Clinical Genetics III

1.Medical genetics resident defines the role of genetic factors in maintaining health, as well as in the development of congenital and multi-factorial diseases, role of genes and teratogens in the development of human congenital anomalies. Describes how changes in chromosomes and DNA change the function or number of genes, main monogenic and other types of inheritance. Describes the clinical signs of the most common congenital monogenic and chromosomal diseases. Understands the clinical significance of penetrance, variable expression, anticipation, and new mutation. Explains the possibilities and limitations of genetic investigation. Describes the main methods of obtaining the test sample in prenatal diagnosis. Understands the main ethical issues in genetics.

1.Medical genetics resident gathers family anamnesis, creates and interprets the family tree, recognises patients with a genetic disease or a risk of developing a genetic disease, provides genetic counselling in accordance with the objectives, methods and practice adopted, calculates the risk of monogenic disease recurrence, explains the concept of risk in a way that the patient can understand, interprets the results provided by the genetic laboratory, provides genetic information in an understandable way, allowing the patient and their family to make the decisions.

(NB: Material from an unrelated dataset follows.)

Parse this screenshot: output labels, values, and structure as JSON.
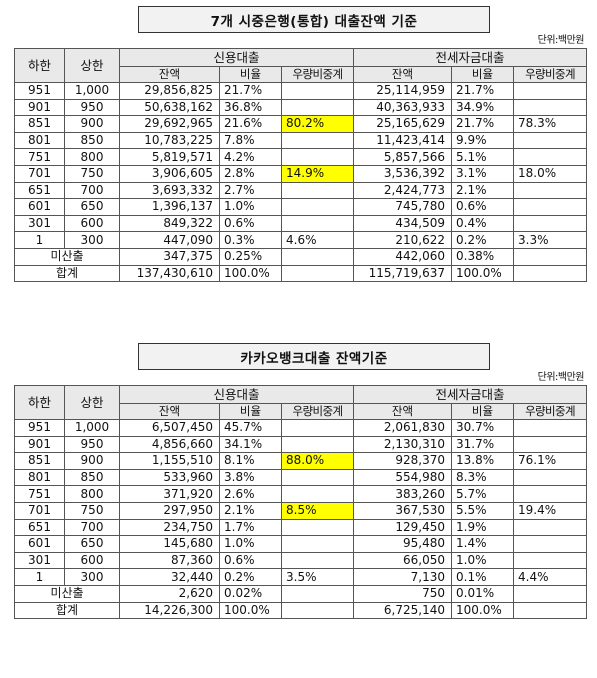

1.After successful completion of the study course, the medical genetics resident has acquired the mandatory competence. Selects an examination plan appropriate for setting the diagnosis, prescribes examinations; evaluates possible genetic disease heterogeneity and the impact thereof on the diagnosis; sets a genetic diagnosis according to the practice of evidence-based medicine; provides the patient with information about the mechanism of inheritance of the genetic disease, family planning, course of the disease and prognosis; recommends consultations of other specialists according to the medical problems, the development of which is characteristic of the specific genetic syndrome; prescribes medications specific to genetic diseases. Able to draw up an appropriate investigation plan for establishing a diagnosis, prescribe examinations. Knowledge of the specific problem is sufficient to understand its essence, to diagnose and, if necessary, provide emergency assistance, implement diagnostic, treatment and preventive measures under the guidance of a specialist.